What are the three dials on a chronograph watch?
As we mentioned, chronographs have two different systems for measuring time. And because of this, they also need to show the results of these measurements through indicators. This is not a problem for quartz watches like digital chronographs, but it becomes a problem for analog timepieces, which display this information using hands.
This is why all chronographs have several different sub-dials that help show the results of these measurements - typically two or three in addition to the main dial that shows the time. To indicate the number of subdials, people use the terms BiCompax and TriCompax, depending on whether there are two or three subdials.
On a typical chronograph, there are two second hands. The one on the time side rotates typically in one of the subdials. In contrast, the one on the chronograph side - for the sake of measuring accuracy - is almost always centrally mounted and, when operated, makes one revolution on the dial in 60 seconds. So, you need to have at least one other indicator showing minutes if you want to measure time intervals that fall within this period. And it happens similarly with the number of hours, if you want to go further in measuring longer time intervals.

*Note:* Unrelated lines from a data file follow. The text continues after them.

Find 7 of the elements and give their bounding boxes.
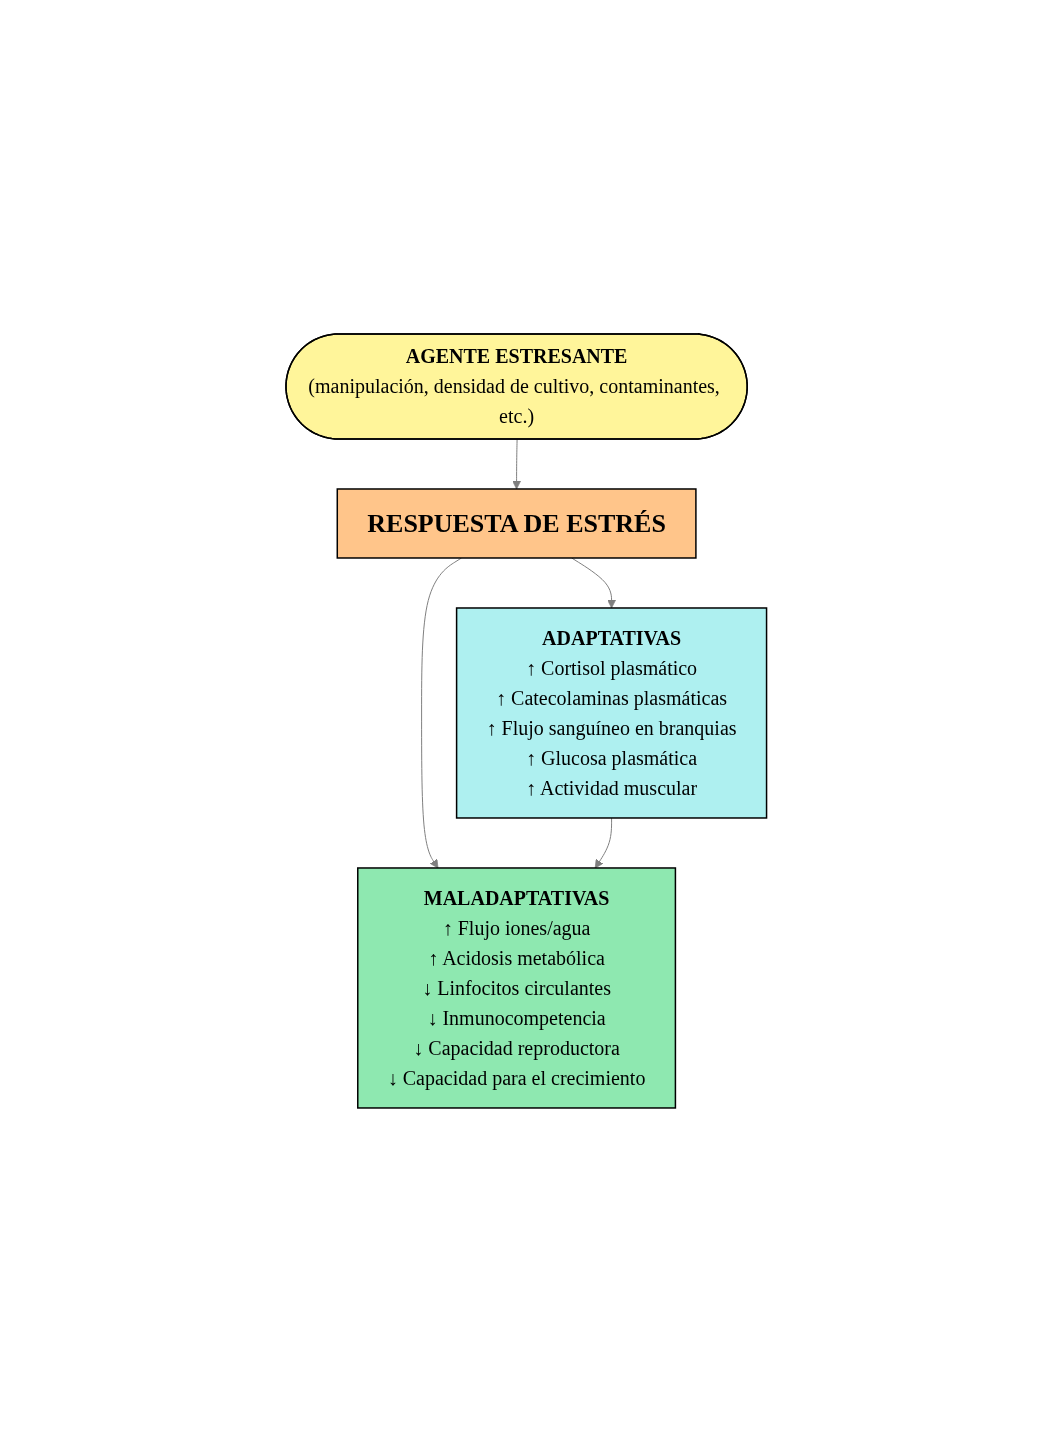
arrow xyxy=(595,817,613,868)
node-box: RESPUESTA DE ESTRÉS xyxy=(336,487,697,559)
arrow xyxy=(421,557,463,868)
node-box: MALADAPTATIVAS ↑ Flujo iones/agua ↑ Acidosis metabólica ↓ Linfocitos circulantes ↓ Inmunocompetencia ↓ Capacidad reproductora ↓ Capacidad para el crecimiento xyxy=(357,866,677,1109)
arrow xyxy=(571,557,617,608)
arrow xyxy=(512,438,522,489)
node-box: ADAPTATIVAS ↑ Cortisol plasmático ↑ Catecolaminas plasmáticas ↑ Flujo sanguíneo en branquias ↑ Glucosa plasmática ↑ Actividad muscular xyxy=(456,606,768,819)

This means that, usually, a BiCompax chronograph, assuming one of the subdials measures seconds of standard time, allows you to measure a time interval of up to an hour. In contrast, a TriCompax chronograph can go up to a full day of measurement if these subdials are exclusively used for chronograph indications.
Is it bad to leave the chronograph running?
Despite what people commonly think, not really. A watch is basically a tiny machine created to perform a particular function, which is to measure time. However, in the case of a chronograph, the device becomes more complex. Instead of a single train of wheels, there will be two different and independent ones measuring different quantities.
The remarkable thing about the chronograph, as well as other horological complications, is that this function can be switched on and off at the user's will for their needs but is designed to work reliably when required.
This means that, despite common opinion, it is possible to leave the chronograph function on without incurring any adverse effects on the efficiency of the timepiece. The only results will be increased consumption of the mainspring power, as the mechanism has to drive two trains of wheels and not just one, and increased friction in the inner workings, which causes the watch to need regular overhauls to keep working reliably.
However, what might change things is constantly operating the internal mechanisms, hence the different levers, gears, and wheels, which precisely accentuates this need for lubrication to keep the watch in full working order.
But beyond this, if you happen to leave your chronograph running by accident or by choice, there's no need to despair: your timepiece is made to withstand tests far more demanding than leaving it running.
How long do chronograph watches last?
Over the years, watch production has become increasingly reliable and industrialized. Nowadays, a watch, whatever kind it is, offers a virtually eternal service if it is treated with due care as any self-respecting machine: that is, it is used responsibly, without subjecting it to excessive stress, and above all, making a scheduled maintenance every five years.
This maintenance interval takes into account both the technical characteristics of the watches and those of the lubricants used, which today are mineral and therefore no longer subject to the organic decay that occurred in the past. This fact has considerably increased the intervals between ordinary maintenance of watches: think that in the Fifties, before the introduction of mineral oils, the most popular repair manuals written by authors such as DeCarle and Fried suggested routine care of mechanical watches every single year.
Remember that, in general, the cost of maintenance service on a chronograph - or any other watch with complications - is directly proportional to the complexity of the watch mechanism itself. So, in the case of a chronograph, this will be more expensive on average than a service performed on a time-only watch.
Can a chronograph be a dress watch?
Not all chronographs are born equal, but the answer is yes: some models were - and are - excellent dress watches. The main problem is that several timepieces of the past, for reasons of use, were very large, and because of this, beyond the professional use, no one would wore them on social occasions.
We must say that since the Sixties, the social rules of dress etiquette about wearing a watch have changed enormously. Many chronographs that no one would ever have dared to wear with a dress, today are instead not only accepted but appreciated. As far as size is concerned, diameters that once would have been important are now considered normal, and therefore, even the most sporty chronographs of a few years ago are worn without problems. The same can be said about the composition of the case: until the Seventies, any watch that was not made of gold would not be worn on formal occasions, while today, it is very common to wear steel timepieces even with tuxedos.
For example, a chronograph such as the Rolex Daytona is now considered very suitable for business meetings or social events, as the smart casual style has now taken over social conventions. However, there are hints that this trend is changing: the latest releases by major watchmakers seem to suggest that a return to classic elegance is in sight.
However, even if this trend is confirmed, it certainly won't happen overnight, so watch collectors shall rest assured that they will be able to wear their favorite chronographs on formal occasions for a long time to come.
Chronographs are strange watches. Almost no one uses them for their primary function, yet everyone wants them. And this characteristic really takes us back to their origins as timepieces, recovering that playful aspect that exists in every field and in watchmaking in particular.
The fact of pressing a button, and seeing something happen that we have directly decided, is gratifying and satisfying. And this childish, intimate and deep feeling of accomplishment explains, perhaps, the success chronographs have and continue to have in the world of watchmaking.